Neanche l’afa bollente convince certi preti ad accorciare l’omelia domenicale. Al massimo, modificano l’orario estivo delle messe (di solito, tuttavia, sono gli unici che se ne avvantaggiano).

Poi, di fronte a gente vestita da capo a piedi per rispetto del luogo sacro, gente che si sventaglia disperatamente, non rinunciano a un canto né a un minuto della loro conferenza. Ma, dico, che ci vuole? Se la temperatura supera i quaranta dentro la chiesa, dieci-quindici minuti di fervorino non sono sufficienti?

Macchè, nemmeno gli avvisi parrocchiali smettono di infiorettare di chiacchiere. In un mondo di talkshow, nel regno dell’opinione, dove tutti parlano e parlano e le parole ci frastornano e sommergono, per spiccare, per distinguersi bisognerebbe stare zitti.

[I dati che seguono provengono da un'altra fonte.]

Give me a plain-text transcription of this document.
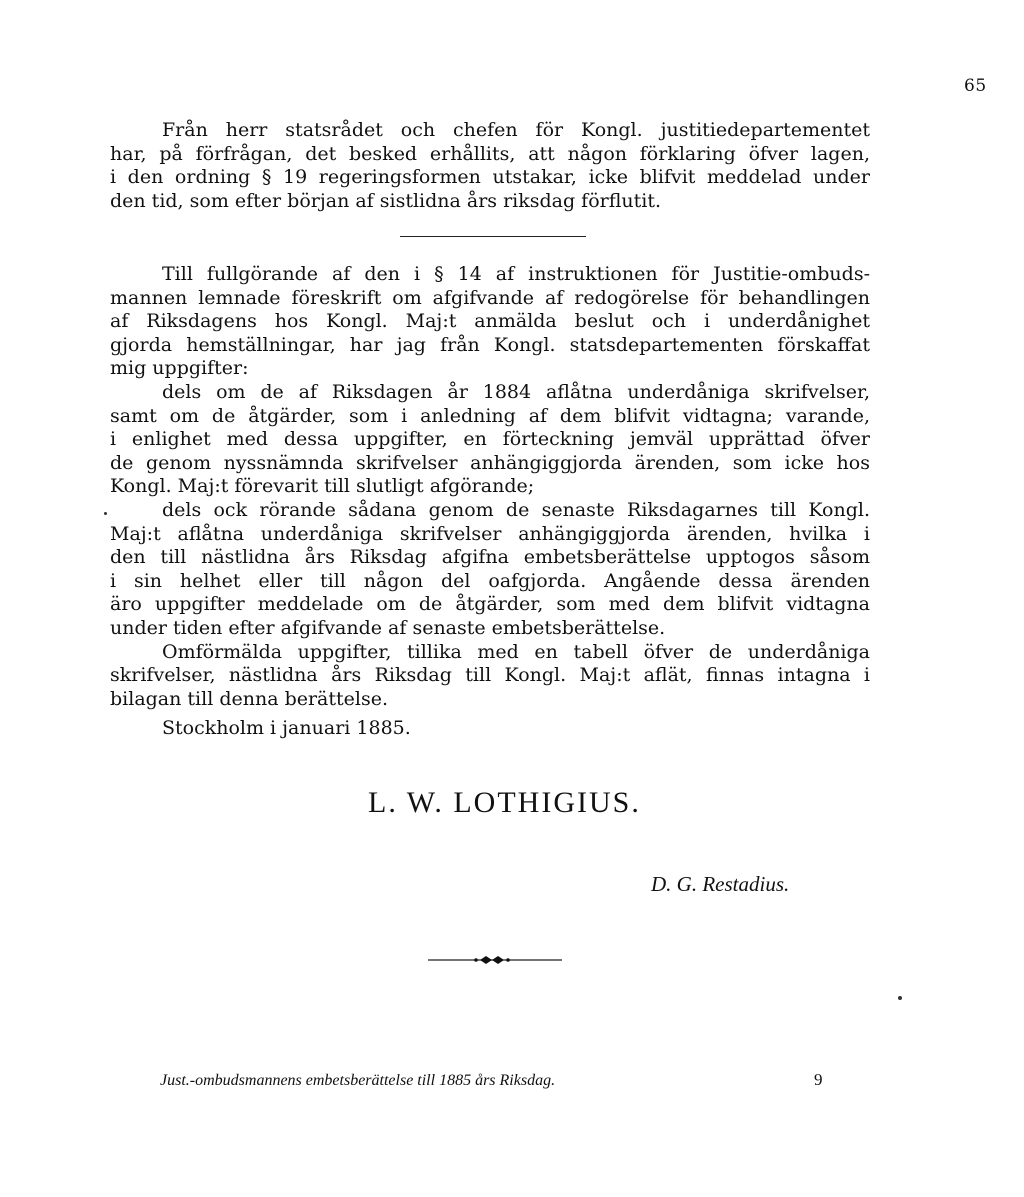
65
Från herr statsrådet och chefen för Kongl. justitiedepartementet
har, på förfrågan, det besked erhållits, att någon förklaring öfver lagen,
i den ordning § 19 regeringsformen utstakar, icke blifvit meddelad under
den tid, som efter början af sistlidna års riksdag förflutit.
Till fullgörande af den i § 14 af instruktionen för Justitie-ombuds-
mannen lemnade föreskrift om afgifvande af redogörelse för behandlingen
af Riksdagens hos Kongl. Maj:t anmälda beslut och i underdånighet
gjorda hemställningar, har jag från Kongl. statsdepartementen förskaffat
mig uppgifter:
dels om de af Riksdagen år 1884 aflåtna underdåniga skrifvelser,
samt om de åtgärder, som i anledning af dem blifvit vidtagna; varande,
i enlighet med dessa uppgifter, en förteckning jemväl upprättad öfver
de genom nyssnämnda skrifvelser anhängiggjorda ärenden, som icke hos
Kongl. Maj:t förevarit till slutligt afgörande;
dels ock rörande sådana genom de senaste Riksdagarnes till Kongl.
Maj:t aflåtna underdåniga skrifvelser anhängiggjorda ärenden, hvilka i
den till nästlidna års Riksdag afgifna embetsberättelse upptogos såsom
i sin helhet eller till någon del oafgjorda. Angående dessa ärenden
äro uppgifter meddelade om de åtgärder, som med dem blifvit vidtagna
under tiden efter afgifvande af senaste embetsberättelse.
Omförmälda uppgifter, tillika med en tabell öfver de underdåniga
skrifvelser, nästlidna års Riksdag till Kongl. Maj:t aflät, finnas intagna i
bilagan till denna berättelse.
Stockholm i januari 1885.
L. W. LOTHIGIUS.
D. G. Restadius.
Just.-ombudsmannens embetsberättelse till 1885 års Riksdag.	9
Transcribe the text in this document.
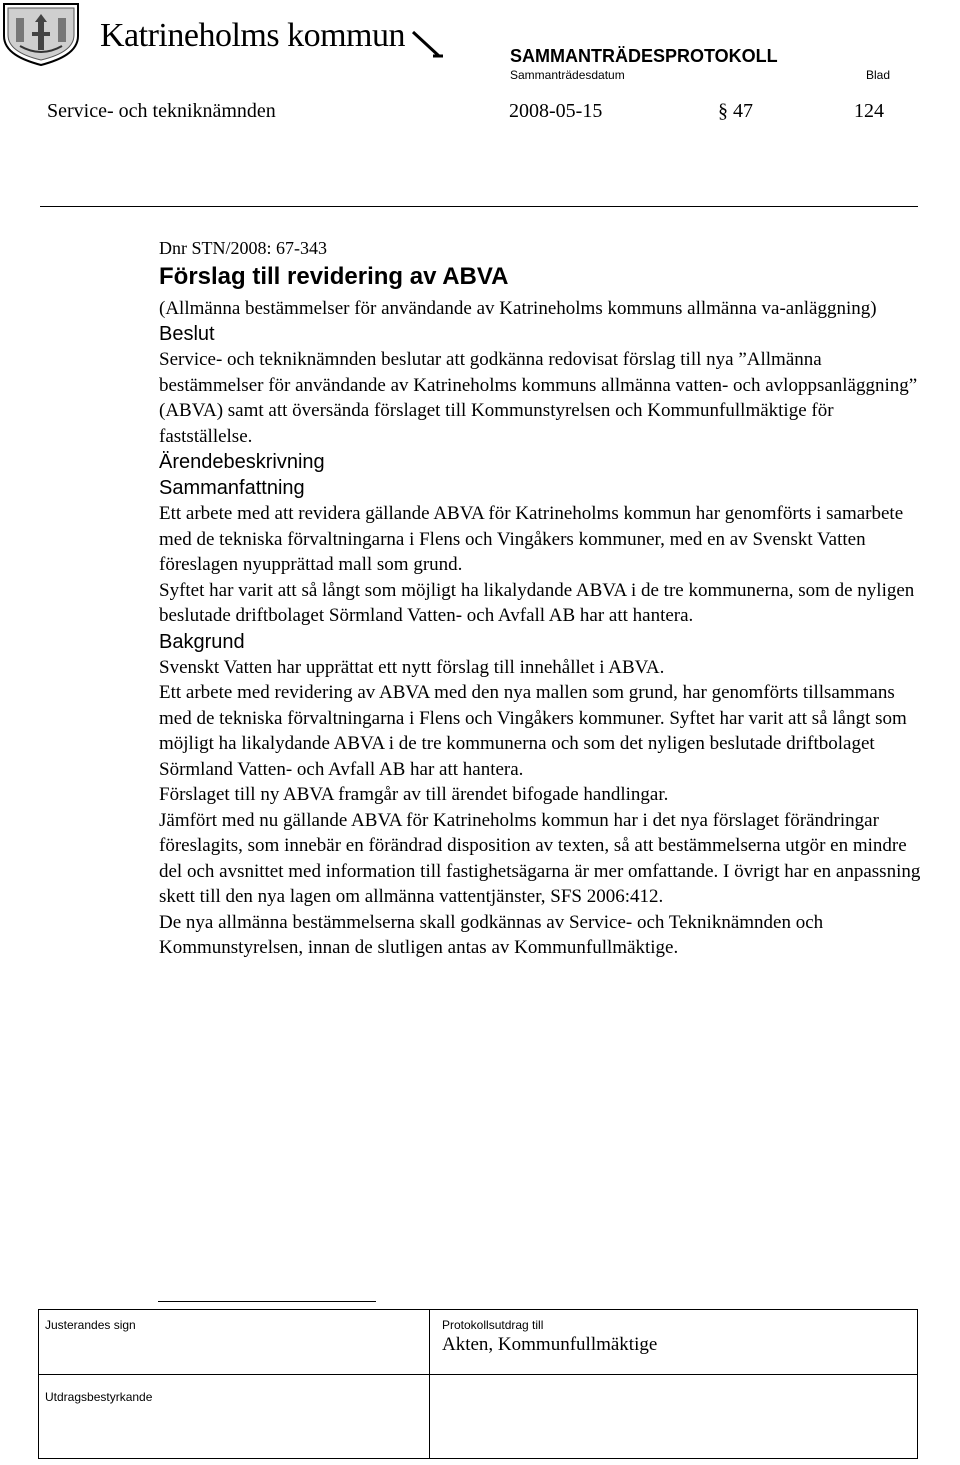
Katrineholms kommun
SAMMANTRÄDESPROTOKOLL
Sammanträdesdatum	Blad
Service- och tekniknämnden	2008-05-15	§ 47	124

Dnr STN/2008: 67-343

Förslag till revidering av ABVA

(Allmänna bestämmelser för användande av Katrineholms kommuns allmänna va-anläggning)

Beslut

Service- och tekniknämnden beslutar att godkänna redovisat förslag till nya ”Allmänna bestämmelser för användande av Katrineholms kommuns allmänna vatten- och avloppsanläggning” (ABVA) samt att översända förslaget till Kommunstyrelsen och Kommunfullmäktige för fastställelse.

Ärendebeskrivning
Sammanfattning

Ett arbete med att revidera gällande ABVA för Katrineholms kommun har genomförts i samarbete med de tekniska förvaltningarna i Flens och Vingåkers kommuner, med en av Svenskt Vatten föreslagen nyupprättad mall som grund.

Syftet har varit att så långt som möjligt ha likalydande ABVA i de tre kommunerna, som de nyligen beslutade driftbolaget Sörmland Vatten- och Avfall AB har att hantera.

Bakgrund

Svenskt Vatten har upprättat ett nytt förslag till innehållet i ABVA.

Ett arbete med revidering av ABVA med den nya mallen som grund, har genomförts tillsammans med de tekniska förvaltningarna i Flens och Vingåkers kommuner. Syftet har varit att så långt som möjligt ha likalydande ABVA i de tre kommunerna och som det nyligen beslutade driftbolaget Sörmland Vatten- och Avfall AB har att hantera.

Förslaget till ny ABVA framgår av till ärendet bifogade handlingar.

Jämfört med nu gällande ABVA för Katrineholms kommun har i det nya förslaget förändringar föreslagits, som innebär en förändrad disposition av texten, så att bestämmelserna utgör en mindre del och avsnittet med information till fastighetsägarna är mer omfattande. I övrigt har en anpassning skett till den nya lagen om allmänna vattentjänster, SFS 2006:412.

De nya allmänna bestämmelserna skall godkännas av Service- och Tekniknämnden och Kommunstyrelsen, innan de slutligen antas av Kommunfullmäktige.

Justerandes sign	Protokollsutdrag till
Akten, Kommunfullmäktige
Utdragsbestyrkande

Invece, figùrati. Venticinque-trenta minuti, tre quarti dell’intera messa. D’estate come d’inverno. Fossero, almeno, discorsi veramente interessanti. Sì, lo so che ognuno di noi crede di essere un grande oratore.

Ma, chi ascolta, è già tanto se non gli tocca di sentire qualche mezza eresia. Nella maggior parte dei casi si tratta di pallosissimi intrattenimenti di carattere più o meno religioso. Temi: no al consumismo, sì all’equa distribuzione della ricchezza nel pianeta, sì alla giustizia sociale. Insomma, lo stesso, sputato, orizzonte materialistico che si rimprovera ai rimproverati.

Ma ditemi voi se uno dovrebbe diventare cristiano (sacramenti-preghiera-ascesi) solo per ‘sta roba. La volete tutta? Eccola: non c’è bisogno neanche dei preti, per ‘sta roba.